Modules and arrays do come in a variety of shapes and sizes and although most PV systems are made up of rectangular panels that fit on top of your roof, they are flexible in terms of using any appropriate space.

Electricity generated is direct current (DC), so an inverter is installed to allow use with alternating current (AC) household appliances.

Solar panels can be “built in” to a roof rather than sitting on top of the tiles and solar tiles are available to be used in place of ordinary roof tiles. Neither are normally as cost-effective as panel systems and are usually only considered where panels are not appropriate for aesthetic or planning reasons.

With a domestic PV system, there will be times when the electricity you generate is more than you can use or store, so the surplus can be exported to the grid to be used by somebody else.

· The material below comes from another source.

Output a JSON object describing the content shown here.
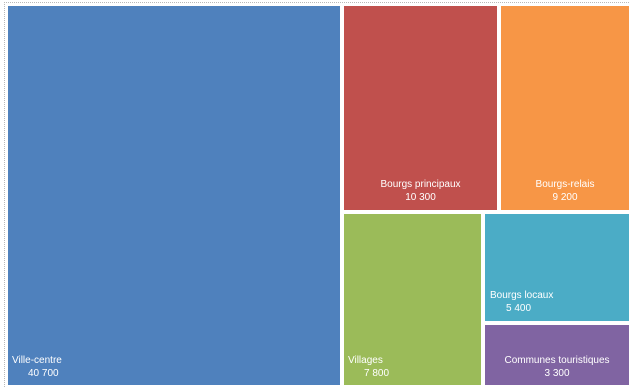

Following the closure of the feed-in tariff scheme in March 2019, the smart export guarantee (SEG) was introduced to provide financial support to small-scale renewable energy generators for the electricity they export to the grid. See our article on solar PV grants for more information.

Solar Thermal

Solar water heating systems use solar panels, called collectors, fitted to your roof. These collect heat from the sun and use it to heat up water that is stored in a hot water cylinder.

A boiler or immersion heater can be used as a back up to heat the water further to reach the temperature you want.

The two types of solar water heating panels available are, evacuated tubes, made up of a bank of glass tubes mounted on the roof tiles, and, flat plate collectors, fixed on the roof tiles or integrated into the roof.

You will usually need to replace the existing cylinder or add a dedicated cylinder with a solar heating coil. A conventional boiler or immersion heater can be used to make the water hotter, or to provide hot water when solar energy is unavailable.

Solar thermal panels can benefit from payments through the UK Government’s Renewable Heat Incentive (RHI), as well as the Assignment of Rights helping with upfront costs. See our article on solar thermal grants for more information.

Larger solar thermal panels can also be arranged to provide some contribution to heating your home. In most cases, however, the amount of heat provided is generally very small and would not normally be considered worthwhile.